Al final me ha hecho unos huevos.

Día 31 (?) después del incidente. Conseguí llegar a la oficina. De hecho, escribo esto desde el baño. El camino fue algo más complicado de lo que creía: primero me atacaron dos infectados. Suerte que llevaba mi paletilla. Después, unos tipos que iban vestidos como en Mad Max 3 (la mejor de la saga) me tuvieron encerrado durante unas seis semanas, calculo, con la intención de cebarme y comerme. Incluso me hicieron confesar que vivía con mi madre, al torturarme haciendo con la mano un gesto como así y diciendo “mira que te voy a dar un capón, ¿eh?”. Resistí todo lo que pude (no menos de dos minutos).
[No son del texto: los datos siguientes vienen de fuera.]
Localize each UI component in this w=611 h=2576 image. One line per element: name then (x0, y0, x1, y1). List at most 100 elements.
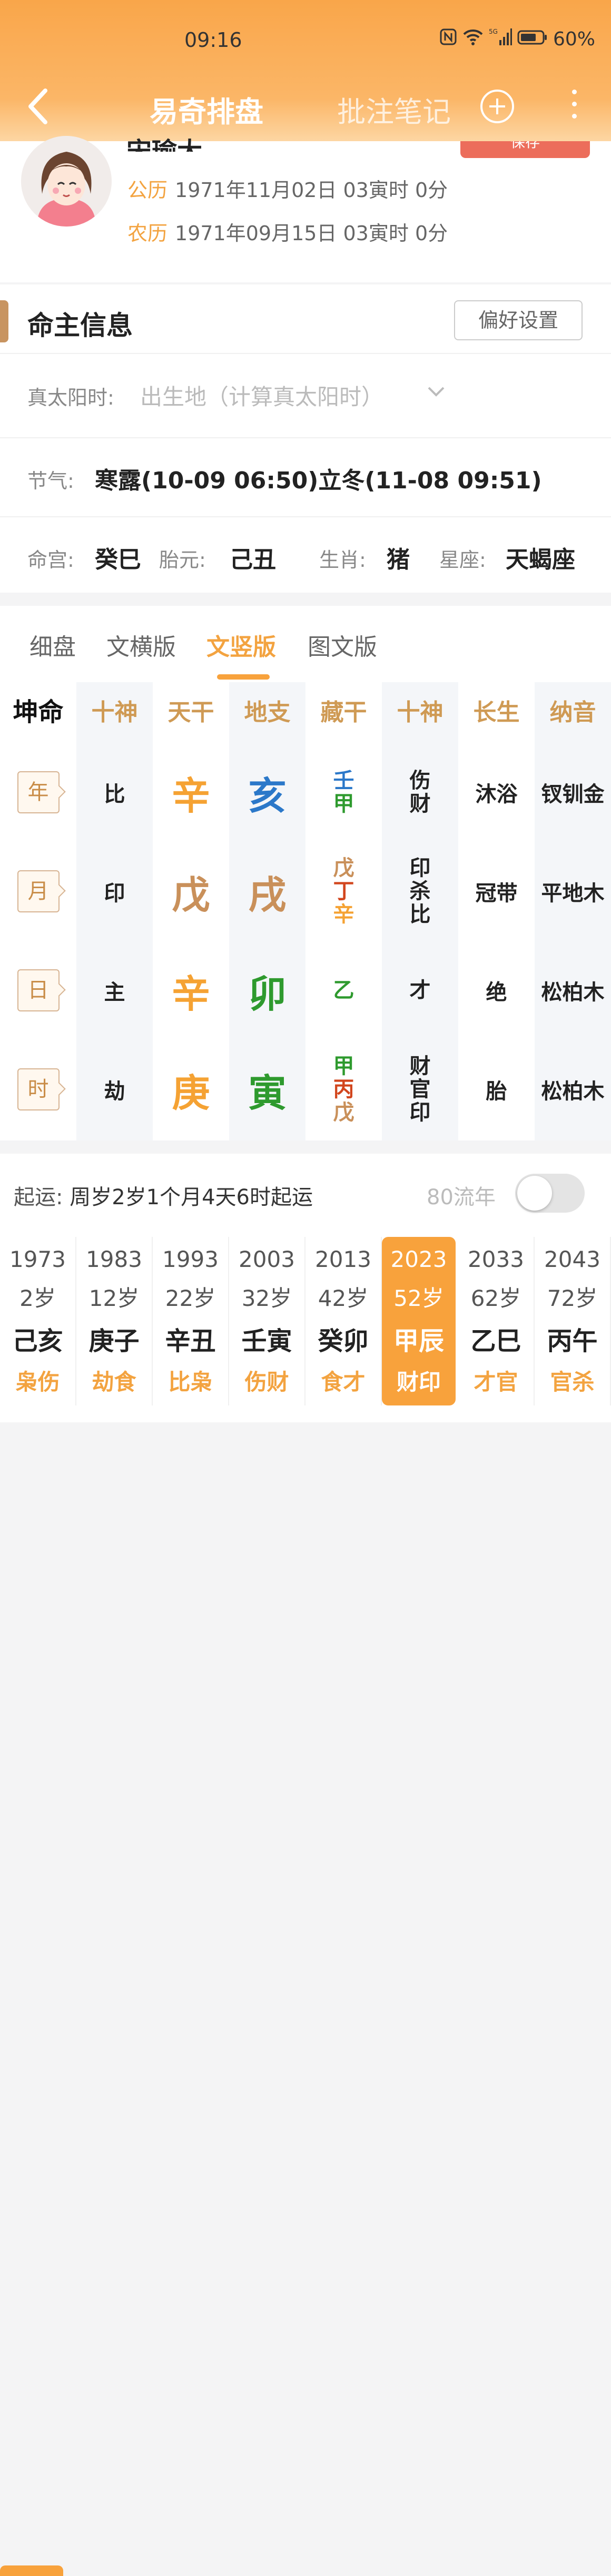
chevron-down-icon (428, 387, 445, 397)
column-header: 藏干 (320, 699, 367, 726)
pillar-label[interactable]: 月 (17, 870, 60, 912)
liunian-label: 80流年 (427, 1185, 496, 1210)
bazi-chart-card: 细盘 文横版 文竖版 图文版 坤命年月日时十神比印主劫天干辛戊辛庚地支亥戌卯寅藏… (0, 606, 611, 1140)
dayun-item[interactable]: 1973 2岁 己亥 枭伤 (0, 1237, 76, 1405)
lunar-value: 1971年09月15日 03寅时 0分 (175, 222, 448, 245)
dayun-age: 32岁 (241, 1285, 292, 1311)
col-mingzhu: 坤命年月日时 (0, 682, 76, 1140)
canggan-cell: 戊丁辛 (306, 842, 382, 941)
shishen2-cell: 才 (382, 941, 458, 1040)
dizhi-cell: 亥 (229, 743, 306, 842)
section-title: 命主信息 (27, 310, 133, 341)
dayun-item[interactable]: 2043 72岁 丙午 官杀 (535, 1237, 611, 1405)
header-bar: 09:16 5G 60% 易奇排盘 批注笔记 (0, 0, 611, 141)
dayun-item[interactable]: 2023 52岁 甲辰 财印 (382, 1237, 456, 1405)
dayun-age: 62岁 (470, 1285, 521, 1311)
tab-chart[interactable]: 易奇排盘 (150, 89, 263, 130)
tiangan-value: 辛 (172, 773, 210, 818)
pillar-label-cell: 日 (0, 941, 76, 1040)
qiyun-info: 起运: 周岁2岁1个月4天6时起运 (14, 1180, 313, 1211)
nayin-value: 平地木 (541, 881, 605, 906)
canggan-value: 壬 (333, 769, 354, 793)
tiangan-cell: 庚 (153, 1040, 229, 1139)
toggle-knob (517, 1176, 552, 1211)
dayun-item[interactable]: 2013 42岁 癸卯 食才 (306, 1237, 382, 1405)
tiangan-cell: 辛 (153, 941, 229, 1040)
add-button[interactable] (480, 90, 514, 123)
pillar-label[interactable]: 时 (17, 1068, 60, 1110)
nfc-icon (439, 28, 457, 51)
hidden-shishen-value: 财 (409, 1054, 431, 1078)
dayun-age: 52岁 (393, 1285, 444, 1311)
pillar-label[interactable]: 日 (17, 969, 60, 1011)
pillar-label-cell: 年 (0, 743, 76, 842)
col-dizhi: 地支亥戌卯寅 (229, 682, 306, 1140)
status-icons: 5G 60% (439, 27, 595, 51)
changsheng-value: 胎 (486, 1079, 507, 1104)
changsheng-cell: 冠带 (458, 842, 535, 941)
dizhi-cell: 寅 (229, 1040, 306, 1139)
birthplace-select[interactable]: 出生地（计算真太阳时） (140, 379, 383, 411)
tab-detail[interactable]: 细盘 (29, 628, 76, 662)
dayun-shishen: 比枭 (168, 1369, 213, 1395)
column-header: 纳音 (549, 699, 596, 726)
shishen-cell: 主 (76, 941, 153, 1040)
dayun-year: 2003 (239, 1246, 295, 1272)
tab-vertical[interactable]: 文竖版 (206, 628, 276, 662)
cell-signal-icon: 5G (489, 27, 512, 51)
dizhi-cell: 卯 (229, 941, 306, 1040)
changsheng-value: 绝 (486, 980, 507, 1005)
solar-value: 1971年11月02日 03寅时 0分 (175, 179, 448, 202)
dayun-age: 22岁 (165, 1285, 216, 1311)
jieqi-value: 寒露(10-09 06:50)立冬(11-08 09:51) (95, 467, 542, 494)
tab-horizontal[interactable]: 文横版 (106, 628, 176, 662)
tab-graphic[interactable]: 图文版 (308, 628, 377, 662)
dayun-item[interactable]: 2003 32岁 壬寅 伤财 (229, 1237, 306, 1405)
column-header: 地支 (244, 699, 291, 726)
tab-notes[interactable]: 批注笔记 (337, 89, 451, 130)
column-header: 十神 (397, 699, 444, 726)
save-button[interactable]: 保存 (460, 141, 590, 158)
canggan-value: 辛 (333, 902, 354, 927)
shishen-cell: 印 (76, 842, 153, 941)
hidden-shishen-value: 官 (409, 1077, 431, 1102)
tiangan-value: 庚 (172, 1070, 210, 1115)
more-menu-button[interactable] (569, 90, 579, 126)
dayun-shishen: 伤财 (244, 1369, 289, 1395)
back-button[interactable] (23, 85, 55, 127)
dayun-ganzhi: 甲辰 (393, 1326, 444, 1356)
status-bar: 09:16 5G 60% (0, 0, 611, 79)
canggan-cell: 甲丙戊 (306, 1040, 382, 1139)
dizhi-value: 亥 (248, 773, 287, 818)
battery-percent: 60% (553, 28, 595, 50)
dayun-shishen: 食才 (321, 1369, 366, 1395)
dayun-shishen: 官杀 (550, 1369, 595, 1395)
shishen-value: 劫 (104, 1079, 125, 1104)
tiangan-cell: 戊 (153, 842, 229, 941)
palace-row: 命宫: 癸巳 胎元: 己丑 生肖: 猪 星座: 天蝎座 (0, 516, 611, 594)
canggan-cell: 乙 (306, 941, 382, 1040)
dayun-age: 12岁 (88, 1285, 140, 1311)
canggan-value: 丁 (333, 879, 354, 903)
true-solar-label: 真太阳时: (27, 386, 114, 409)
preferences-button[interactable]: 偏好设置 (454, 300, 583, 340)
dayun-shishen: 财印 (396, 1369, 441, 1395)
liunian-toggle[interactable] (515, 1174, 585, 1213)
chevron-left-icon (28, 89, 47, 124)
dayun-item[interactable]: 1983 12岁 庚子 劫食 (76, 1237, 153, 1405)
active-tab-indicator (217, 674, 270, 680)
taiyuan-label: 胎元: (159, 548, 206, 572)
canggan-value: 甲 (333, 792, 354, 816)
true-solar-row[interactable]: 真太阳时: 出生地（计算真太阳时） (0, 353, 611, 433)
hidden-shishen-value: 杀 (409, 879, 431, 903)
dayun-item[interactable]: 1993 22岁 辛丑 比枭 (153, 1237, 229, 1405)
tiangan-cell: 辛 (153, 743, 229, 842)
shishen-value: 比 (104, 782, 125, 807)
status-time: 09:16 (184, 28, 242, 52)
dayun-item[interactable]: 2033 62岁 乙巳 才官 (458, 1237, 535, 1405)
dayun-ganzhi: 己亥 (12, 1326, 63, 1356)
shishen-value: 印 (104, 881, 125, 906)
nayin-value: 松柏木 (541, 1079, 605, 1104)
changsheng-cell: 胎 (458, 1040, 535, 1139)
pillar-label[interactable]: 年 (17, 771, 60, 813)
Cuando la trajeron, la pobre mujer estaba llorando a gritos y aproveché la confusión para recuperar mi paletilla y escapar a golpes de cerdo.

Lo peor fue que al entrar en la oficina se confirmaron mis peores sospechas.

-Vaya horitas de llegar -así me ha saludado el jefe, nada más verme-. ¿Y esas manchas de sangre en la camisa?

Me he desplomado sobre mi silla, contestando con una serie de balbuceos inconexos que sólo ha oído el cuello de mi chaqueta, y he escuchado un gruñido a mis espaldas. Era Alberto. Infectado: tenía la piel amarillenta y llena de venas, los ojos encarnados y estaba mordiendo el ratón. Además, con unas uñas medio rotas y verdosas arañaba la madera de la mesa. La mesa de Matías. Estaba sentado en la mesa de Matías. Pero qué hijo de puta. En la mesa de Matías. Gracias a todos por confiar en mí y darme una oportunidad. Hijos de puta. En la mesa de Matías.

Mi madre estará bien, imagino.

(Fuente de la imagen).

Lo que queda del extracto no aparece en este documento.